BERLIN — Pope Francis, who has made humility and modesty his hallmarks, sent a swift and clear message to Roman Catholics around the world Wednesday, suspending a German bishop accused of spending millions on lavish renovations to his residence, and forcing the chief administrator of the bishop's diocese into early retirement.
Bishop Franz-Peter Tebartz-van Elst of Limburg, Germany, was reported to have allowed costs of renovating his residence and other church buildings to run to more than $41 million. The project drew ridicule in the German news media for luxuries like a $20,000 bathtub, a $1.1 million landscaped garden and plans for an 800-square-foot fitness room — as well as a cross to be suspended from the ceiling of a personal chapel that necessitated the reopening of a renovated roof.
The pope acted two days after receiving the bishop in Rome, where he was summoned to explain himself. The Vatican issued a statement saying that the pope had been "comprehensively and objectively" informed and that Tebartz-van Elst "currently cannot exercise his office."
It added that the Holy See considered it "advisable" for the bishop to spend an unspecified time away from Limburg. His duties will be assumed by a deacon who was already scheduled to become the diocese's chief administrator at the end of the year.
The pope's decision to suspend Tebartz-van Elst lifted spirits among Germany's Catholics and reinforced indications that he will enforce his values throughout the church hierarchy.

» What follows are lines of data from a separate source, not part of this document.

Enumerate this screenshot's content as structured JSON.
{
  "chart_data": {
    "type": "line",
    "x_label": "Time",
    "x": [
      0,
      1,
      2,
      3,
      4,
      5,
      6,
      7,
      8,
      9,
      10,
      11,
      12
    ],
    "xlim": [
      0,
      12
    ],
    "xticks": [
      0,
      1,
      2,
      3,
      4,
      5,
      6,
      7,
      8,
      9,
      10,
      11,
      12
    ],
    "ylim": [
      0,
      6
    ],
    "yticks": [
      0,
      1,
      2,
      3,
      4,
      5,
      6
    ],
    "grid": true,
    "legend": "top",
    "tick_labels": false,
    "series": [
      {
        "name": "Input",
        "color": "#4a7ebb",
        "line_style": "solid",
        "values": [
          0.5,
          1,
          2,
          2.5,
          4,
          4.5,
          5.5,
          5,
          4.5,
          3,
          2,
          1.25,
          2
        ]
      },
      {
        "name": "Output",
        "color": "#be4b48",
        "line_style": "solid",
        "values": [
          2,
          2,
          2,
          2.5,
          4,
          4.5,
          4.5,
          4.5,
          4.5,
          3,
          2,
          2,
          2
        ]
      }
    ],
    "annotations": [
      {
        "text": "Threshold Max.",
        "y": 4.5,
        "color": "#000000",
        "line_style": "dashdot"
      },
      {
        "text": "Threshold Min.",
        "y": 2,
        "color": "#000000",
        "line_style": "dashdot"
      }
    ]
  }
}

The pope has chosen to live in a spartan guesthouse in the Vatican, rather than the opulent apartments his predecessors used, and he has said that bishops should not live "like princes."
"His decision signals that the pope deems pastoral life and moral examples important, not an accessory," said Alberto Melloni, a Vatican historian and director of the John XXIII Foundation for Religious Studies.
The pope is signaling that living the right kind of humble life "is more important than managing the Curia in a more efficient way," he said, referring to the Vatican bureaucracy.
Commentators noted that Francis' immediate predecessor, the German-born Benedict XVI, removed several bishops for various reasons, including financial scandals. But Pope John Paul II did not take any public action when an American bishop, William Murphy of Rockville Centre, N.Y., drew wide criticism for a luxurious residential suite he had built for himself in 2002, displacing six nuns from a convent.
The Limburg scandal first reached the Vatican in August, and a cardinal, Giovanni Lajolo, was dispatched to look into it. As a result, the German Bishops Conference appointed a commission to investigate the spending affair, amid conflicting reports over the chain of responsibility for approving the expense of the project and about how much of the blame rested with the bishop.
German church experts said the bishop would probably never return to his post, even though the Vatican presented his suspension as temporary.
The bishop has said in his defense that the reported spending on remodeling in Limburg covered 10 individual projects, some of them involving buildings governed by landmark preservation laws that drove up costs, and that his private quarters were a relatively small part of the work.